# Distributed Systems
## Common pattern in distributed systems research paper
1. Define the problem
2. Implement the solution
3. Test the solution
## Challenges in this field
- The overhead
- Cold-start of containers - solution: bypass the container, use sandbox
instead
- Initialization of workers/executor
- Better [[scheduling]]
- Exploiting data locality
## Two types of papers
Each year, thousands of papers in distributed system are published. They are
categorized into two types:
### Prototyping
Most of the papers are in this category. It's okay if nobody's using it. The key
point is:
- Is your problem really a problem?
- Do your ideas work out?
### Production
Only a few papers are in this category. Certain projects composed papers only
after they have gained a solid user base. These papers usually get accepted
"automatically", as their value has already been well proved.
Note that, these production systems are extremely challenging to be
[[maintenance|maintained]]!
- [[parsl|Parsl]] employed full-time developers to implement the system.

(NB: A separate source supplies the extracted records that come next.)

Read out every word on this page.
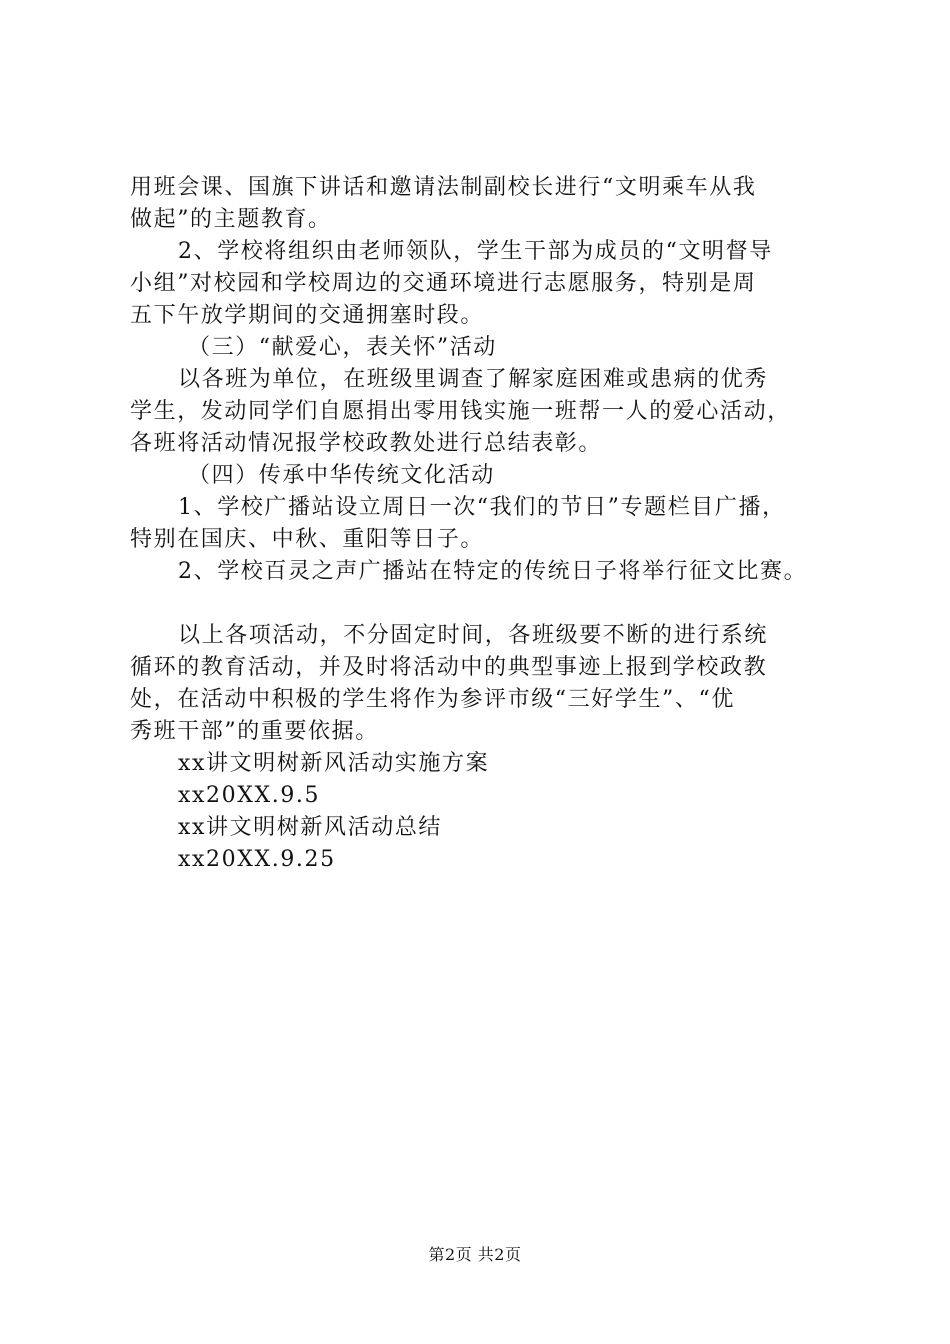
用班会课、国旗下讲话和邀请法制副校长进行“文明乘车从我
做起”的主题教育。
2、学校将组织由老师领队，学生干部为成员的“文明督导
小组”对校园和学校周边的交通环境进行志愿服务，特别是周
五下午放学期间的交通拥塞时段。
（三）“献爱心，表关怀”活动
以各班为单位，在班级里调查了解家庭困难或患病的优秀
学生，发动同学们自愿捐出零用钱实施一班帮一人的爱心活动，
各班将活动情况报学校政教处进行总结表彰。
（四）传承中华传统文化活动
1、学校广播站设立周日一次“我们的节日”专题栏目广播，
特别在国庆、中秋、重阳等日子。
2、学校百灵之声广播站在特定的传统日子将举行征文比赛。
以上各项活动，不分固定时间，各班级要不断的进行系统
循环的教育活动，并及时将活动中的典型事迹上报到学校政教
处，在活动中积极的学生将作为参评市级“三好学生”、“优
秀班干部”的重要依据。
xx讲文明树新风活动实施方案
xx20XX.9.5
xx讲文明树新风活动总结
xx20XX.9.25
第2页 共2页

- [[spark|Apache Spark]] started as a prototyping project, and their paper got
rejected at the beginning. They then employed 3 engineers to refactor the
whole system to make it production.
- [[cctools|ND CCTools]] has senior software engineer Ben Tovar to help maintain
the project.
- [[tensorflow|TensorFlow]] has 300 software engineers worked 2 years on it.
Funding matters! No fund, no engineers.